During late pregnancy lactation, a mare needs at least 60 IUs of vitamin A per kilogram of body weight. If she's not on good grass pasture, she might need supplementation.
The mare's intake of the vitamin, primarily via grass pasture, is not vitamin A per se, but its precursor, beta-carotene. Along with its primary function as the major pro-vitamin A-source, beta-carotene is an antioxidant, which has been shown to be beneficial to reproduction. Once absorbed, it is found in abundance in the mare's colostrum and corpus luteum. It has been reported that beta-carotene supplementation produces earlier and stronger heats, improves conception rates, tends to reduce embryonic mortality and aids in maintenance of pregnancy.
It is beneficial to provide supplemental vitamin E (2,000-4,000 IUs per day, or >150 IU/kg feed) to breeding mares, especially those in confinement. Green pasture forages, high in vitamin E, are not always available to gestating and lactating mares that often foal during winter months.
It has been suggested (Harper, 2002) that mares known to have poor-quality colostrum, poor milkers, or those who have failed to passively transfer immunity in previous years, be supplemented with vitamin E at twice the required level for at least a month before and after foaling. It is also recommended that pregnant mares fed lower-quality hay or that graze endophyte-infected fescue be given vitamin E supplementation a month before and after foaling. It has been shown that mares supplemented with water-soluble natural vitamin E (1,500 IU d-alpha-tocopherol per day) for 21 days before foaling showed higher plasma alpha-tocopherol at foaling, as did their foals at 12 to 36 hours after birth. The higher-serum tocopherol levels in foals of supplemented mares is probably due to greater colostrum transfer. Natural-source water-soluble forms of vitamin E have shown greater bioavailability. Vitamin E supplemented-mares have shown increased passive transfer of antibodies to foals, which greatly enhances their immune system.

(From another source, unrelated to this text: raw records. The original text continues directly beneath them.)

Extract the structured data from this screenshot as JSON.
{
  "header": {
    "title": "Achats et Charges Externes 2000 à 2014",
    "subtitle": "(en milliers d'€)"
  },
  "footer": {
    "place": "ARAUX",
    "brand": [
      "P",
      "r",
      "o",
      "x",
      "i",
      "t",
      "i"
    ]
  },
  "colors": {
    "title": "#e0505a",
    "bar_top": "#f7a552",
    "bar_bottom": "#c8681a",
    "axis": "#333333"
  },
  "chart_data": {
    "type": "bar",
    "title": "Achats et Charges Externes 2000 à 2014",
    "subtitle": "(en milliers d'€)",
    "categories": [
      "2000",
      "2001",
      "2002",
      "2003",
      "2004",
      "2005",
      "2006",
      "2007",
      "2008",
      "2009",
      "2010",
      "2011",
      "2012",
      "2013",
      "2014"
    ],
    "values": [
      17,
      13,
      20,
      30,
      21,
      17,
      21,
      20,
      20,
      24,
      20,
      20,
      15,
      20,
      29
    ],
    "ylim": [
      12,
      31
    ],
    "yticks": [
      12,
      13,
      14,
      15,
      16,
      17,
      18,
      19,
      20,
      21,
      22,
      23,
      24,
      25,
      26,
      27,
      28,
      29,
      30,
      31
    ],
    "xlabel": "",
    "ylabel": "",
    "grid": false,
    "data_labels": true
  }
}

Serum and colostrum IgG levels were greater in mares supplemented with 160 IU of vitamin E per kilogram of feed (along with a mixed grass hay and grain ration), than those receiving 80 IU vitamin E per kg diet. The foals from all mares had similar levels of IgG, IgA, and IgM at birth. After nursing, foals from mares fed the higher level of vitamin E, had higher serum levels of IgG and IgA, which were reflected in their dam's colostrum.
As lactation subsides, the mare's feed intake, especially energy and protein content (grain) should be decreased gradually. If she's been re-bred, she's now about five months to six months pregnant and has to be fed accordingly. If not, her body weight should again return to proper barren weight.